In most refrigeration compressors, hot gas from the compressor discharge is used as the recycle gas. This is due to the fact that the discharge gas pressure of the compressor is usually just above the condensing temperature of the refrigerant gas, and thus it is necessary to utilize the immediate discharge gas, prior to any cooling, to ensure that two-phase flow is avoided. However, allowing this hot recycle gas to circulate into the compressor inlet, especially when heavy or full recycle is necessary, would result in the inlet temperature of the compressor very quickly exceeding the trip, or safe value. Thus it is necessary to cool the recycle gas after it passes through the antisurge valve. In many cases, the evaporative cooling effect of liquid quench is utilized. In this approach, an appropriate amount of liquid refrigerant is admitted at a sufficiently high pressure into a specially designed nozzle system, that ejects the liquid quench into the stream of hot recycle gas as multiple fine sprays.

The fine sprays of liquid immediately evaporate, and thereby cools the combined stream. Crucial in the design of an effective liquid quench system is the actual design of the spray nozzles. In a poorly designed system, the liquid quench will not be introduced into the hot recycle gas stream as multiple fine sprays, and therefore there will be a significantly reduced cooling effect.
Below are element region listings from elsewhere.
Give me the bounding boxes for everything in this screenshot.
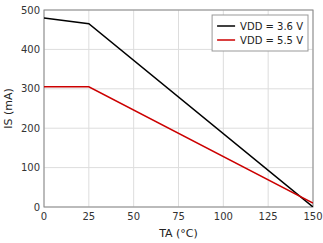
chart: 0 25 50 75 100 125 150 0 100 200 300 400 500 TA (°C) I… [0,0,323,243]
series-line [44,87,313,203]
x-grid-line [178,10,179,207]
x-axis-label: TA (°C) [158,227,198,240]
legend-box [212,15,308,51]
y-tick-label: 300 [21,83,40,94]
x-grid-line [133,10,134,207]
plot-frame [44,10,313,207]
legend-swatch [217,39,235,41]
x-tick-label: 50 [127,211,140,222]
legend: VDD = 3.6 V VDD = 5.5 V [212,15,308,51]
legend-label: VDD = 5.5 V [240,35,303,46]
y-tick-label: 500 [21,5,40,16]
x-tick-label: 100 [214,211,233,222]
x-tick-label: 75 [172,211,185,222]
y-tick-label: 100 [21,162,40,173]
x-tick-label: 125 [259,211,278,222]
y-axis-label: IS (mA) [2,88,15,129]
y-tick-label: 400 [21,44,40,55]
x-tick-label: 150 [303,211,322,222]
legend-swatch [217,25,235,27]
y-tick-label: 0 [34,202,40,213]
x-tick-label: 25 [82,211,95,222]
chart-container: 0 25 50 75 100 125 150 0 100 200 300 400 500 TA (°C) I… [0,0,323,243]
y-grid-line [44,88,313,89]
y-grid-line [44,167,313,168]
grid [44,10,313,207]
legend-label: VDD = 3.6 V [240,21,303,32]
x-grid-line [88,10,89,207]
y-tick-label: 200 [21,123,40,134]
y-grid-line [44,128,313,129]
x-tick-label: 0 [41,211,47,222]
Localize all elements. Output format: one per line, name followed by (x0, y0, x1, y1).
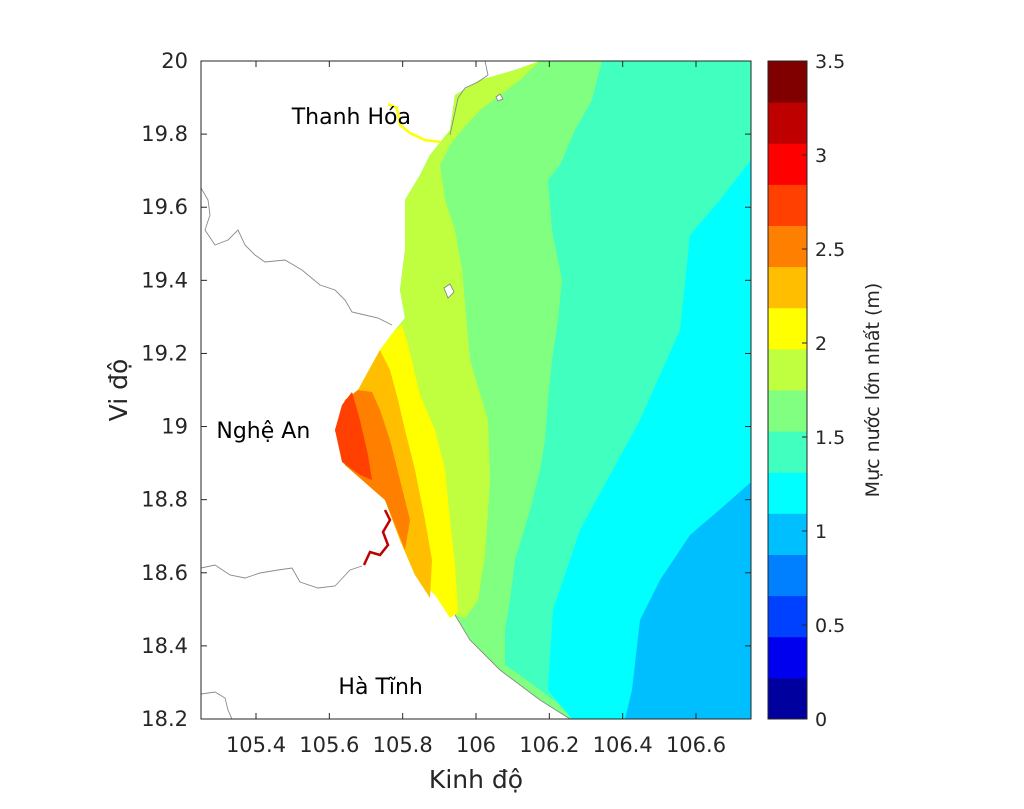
colorbar-swatch (768, 595, 807, 638)
x-tick-label: 105.6 (299, 733, 359, 757)
admin-boundaries (201, 61, 571, 719)
colorbar-tick-label: 1.5 (815, 427, 845, 449)
y-tick-label: 19.6 (141, 195, 188, 219)
colorbar-swatch (768, 636, 807, 679)
colorbar-box (767, 60, 808, 720)
colorbar-swatch (768, 554, 807, 597)
colorbar-swatch (768, 307, 807, 350)
colorbar-swatch (768, 102, 807, 144)
river-channel-nghe-an (362, 509, 392, 566)
colorbar-swatch (768, 431, 807, 473)
x-tick-label: 105.4 (226, 733, 286, 757)
colorbar-tick-label: 2.5 (815, 239, 845, 261)
y-axis-label: Vi độ (104, 359, 133, 422)
x-axis: 105.4 105.6 105.8 106 106.2 106.4 106.6 (226, 61, 726, 757)
place-label-thanh-hoa: Thanh Hóa (291, 105, 411, 130)
colorbar-swatch (768, 677, 807, 720)
colorbar-swatch (768, 513, 807, 555)
colorbar-tick-label: 1 (815, 521, 827, 543)
contour-zone-3.0 (335, 392, 372, 480)
colorbar: 0 0.5 1 1.5 2 2.5 3 3.5 Mực nước lớn nhất (m) (767, 51, 884, 731)
colorbar-label: Mực nước lớn nhất (m) (862, 283, 884, 498)
water-level-field (201, 61, 751, 719)
place-label-nghe-an: Nghệ An (216, 419, 310, 444)
colorbar-swatch (768, 266, 807, 309)
colorbar-swatch (768, 143, 807, 185)
x-tick-label: 106.2 (519, 733, 579, 757)
map-panel (200, 60, 752, 720)
y-tick-label: 18.2 (141, 707, 188, 731)
colorbar-swatch (768, 61, 807, 103)
x-tick-label: 106.4 (593, 733, 653, 757)
colorbar-swatch (768, 390, 807, 432)
colorbar-ticks: 0 0.5 1 1.5 2 2.5 3 3.5 (802, 51, 845, 731)
island (495, 93, 504, 102)
colorbar-swatch (768, 184, 807, 226)
y-tick-label: 19.4 (141, 268, 188, 292)
place-label-ha-tinh: Hà Tĩnh (338, 675, 422, 700)
colorbar-tick-label: 3 (815, 145, 827, 167)
x-tick-label: 106 (456, 733, 496, 757)
y-tick-label: 19.8 (141, 122, 188, 146)
colorbar-swatches (768, 61, 807, 720)
river-channel-thanh-hoa (387, 102, 441, 144)
y-tick-label: 19.2 (141, 341, 188, 365)
colorbar-swatch (768, 348, 807, 391)
y-tick-label: 18.4 (141, 634, 188, 658)
y-tick-label: 18.8 (141, 488, 188, 512)
x-tick-label: 105.8 (373, 733, 433, 757)
colorbar-swatch (768, 472, 807, 514)
y-tick-label: 18.6 (141, 561, 188, 585)
colorbar-tick-label: 2 (815, 333, 827, 355)
colorbar-tick-label: 0 (815, 709, 827, 731)
colorbar-swatch (768, 225, 807, 268)
x-axis-label: Kinh độ (429, 765, 523, 794)
y-tick-label: 20 (161, 49, 188, 73)
contour-zone-1.0 (625, 482, 751, 719)
colorbar-tick-label: 0.5 (815, 615, 845, 637)
y-tick-label: 19 (161, 415, 188, 439)
island (443, 283, 455, 299)
x-tick-label: 106.6 (666, 733, 726, 757)
y-axis: 18.2 18.4 18.6 18.8 19 19.2 19.4 19.6 19.8 20 (141, 49, 751, 731)
colorbar-tick-label: 3.5 (815, 51, 845, 73)
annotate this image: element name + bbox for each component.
Also there will be the additional risk of sending excessive amounts of liquid (the un-evaporated quench) into the compressor suction drum, and thereby tripping the train on excessive liquid level in that drum. Care must be taken to ensure that the quench fluid remains in its liquid state all through the quench liquid system, from the source through the quench valve and up to the nozzles; which implies that the liquid quench pressures must remain above the medium’s vapor pressure throughout the quench system.